Глобальная экономика: гиперсдвиг, или как мир меняется сегодня. Часть 1

Опубликовано 03.01.2023, 13:48
Обновлено 07.06.2024, 14:05

2022 год — год событий, которые я называю гиперсдвигом. Этот год характерен тем, что накопленные противоречия и неэффективности в глобальных и доместикальных процессах получили свое интенсивное развитие, перешли в активную фазу и ускорились, увеличивая турбулентность, неопределенность и риски устойчивости мирового устройства. Сразу оговорюсь, что эти процессы не стоит воспринимать как нечто экстраординарное. Как эволюционист могу сказать наверняка, что любой новый признак или явление — это диалектически и эволюционно обоснованное последствие адаптации под действием изменения внутренних и внешних факторов, накопленных в критическую массу и становящихся триггерами изменений. И в этом смысле сегодняшний день не является исключением.
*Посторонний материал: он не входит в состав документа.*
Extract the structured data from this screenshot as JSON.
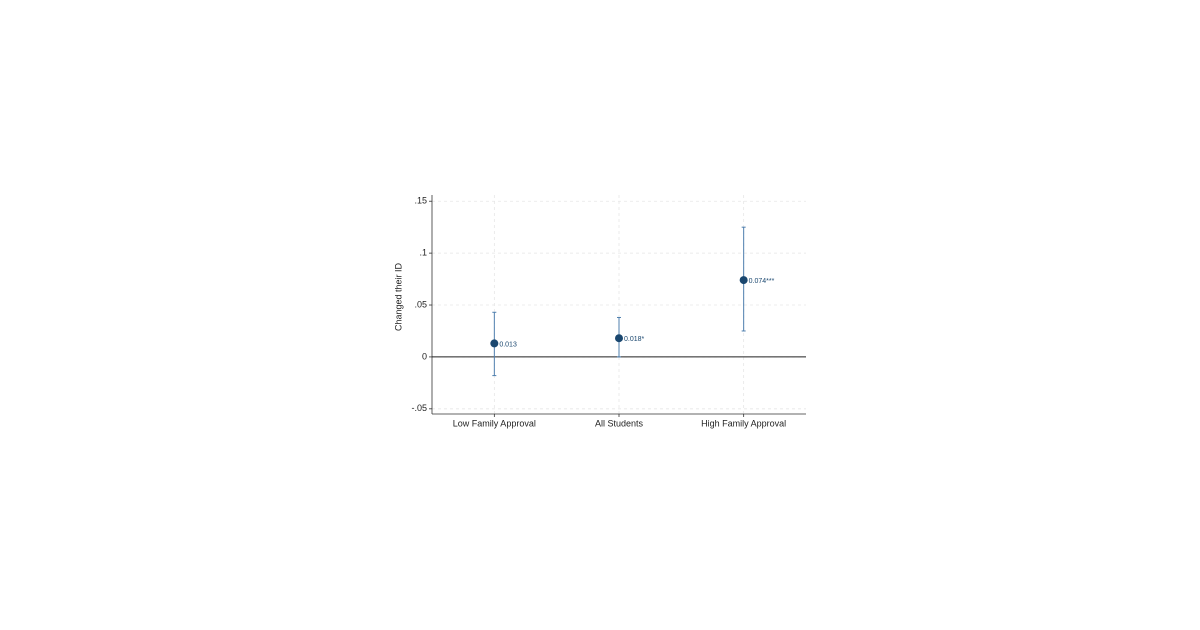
{
  "chart_data": {
    "type": "coefplot",
    "y_label": "Changed their ID",
    "categories": [
      "Low Family Approval",
      "All Students",
      "High Family Approval"
    ],
    "series": [
      {
        "color": "#1a476f",
        "errorbar_color": "#4f7fae",
        "values": [
          0.013,
          0.018,
          0.074
        ],
        "value_labels": [
          "0.013",
          "0.018*",
          "0.074***"
        ],
        "lower": [
          -0.018,
          0.0,
          0.025
        ],
        "upper": [
          0.043,
          0.038,
          0.125
        ]
      }
    ],
    "ylim": [
      -0.055,
      0.156
    ],
    "yticks": [
      {
        "value": -0.05,
        "label": "-.05"
      },
      0,
      {
        "value": 0.05,
        "label": ".05"
      },
      {
        "value": 0.1,
        "label": ".1"
      },
      {
        "value": 0.15,
        "label": ".15"
      }
    ],
    "grid": true,
    "zero_line": true
  }
}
Для развитых стран — экономически развитых либеральных демократий — сегодняшние социо-экономические проблемы в виде очевидно усиливающейся рецессии и экстраординарной инфляции — последствия не вынужденной политики нейтрализации рисков ковидной вирусной пандемии, а общего и устойчивого левого крена в последние 20 с лишним лет. 

Левый дискурс в социально-экономической политике заключался в перманентном этатизме — расширении полномочий государства на перераспределение общественных ресурсов. Это автоматически и неизбежно означает патернализм и рост госрасходов, экстрастимулирование спроса и накапливание левериджа, искажение рыночной конкуренции через эффект государственного выдавливания частного бизнеса и усиливающееся бремя на производительных агентов. 

Но главное — это вертикализация обмена благами между членами общества и расширение полномочий правительства и бюрократии, что неизбежно ведет к экономическим и в итоге социальным проблемам. А это, безусловно, рождает риски изменения этических нарративов, институциональных смыслов и, в конечном счете, снижения благосостояния и уровня свободы.

Для авторитарных режимов 2022 год — начало активного акторства как внутри своих территорий, так и за их пределами. С одной стороны, некоторые крупнейшие авторитарные режимы ускорили смещение из модуса софт-автократий к полюсу тиранических диктатур. Это не означает, что они уже там. Но смещение очевидно: элиминируются права и возможности общества с одновременным расширением прав и возможностей доминирующей властной элиты и обслуживающих ее групп населения с возрастающим использованием репрессивных механизмов принуждения к подчинению.

С другой стороны, эти режимы подошли к важной точке, где они уперлись в условный потолок своего существования, что диктует необходимость значительного изменения политики. В противном случае режим начинает разрушаться: исчерпаны все прежние факторы устойчивости и потенциал.

На развилке между либерализацией и авторитарным ужесточением ключевые автократии, представляющие две крупнейшие производственные и сырьевые экономики, видимо, сделали свой выбор в сторону смещения к диктатуре со всеми соответствующими такой трансформации последствиями как внутри-, так и внешнеполитическими.

Конечно, разделение мирового сообщества на две однозначные категории — например, развитые и неразвитые экономики, либеральные демократии и автократии, цивилизованные и архаичные социумы — путь к упрощению, которое в определенной степени искажает реальную картину. Некоторые автократии смещаются вовсе не к диктатуре, а к либеральному модусу. В то же время в основных развитых рыночных экономиках, напротив, централизировалось перераспределение и расширялось государство в течение последних десятилетий, что привело к массе сложных и негативных последствий.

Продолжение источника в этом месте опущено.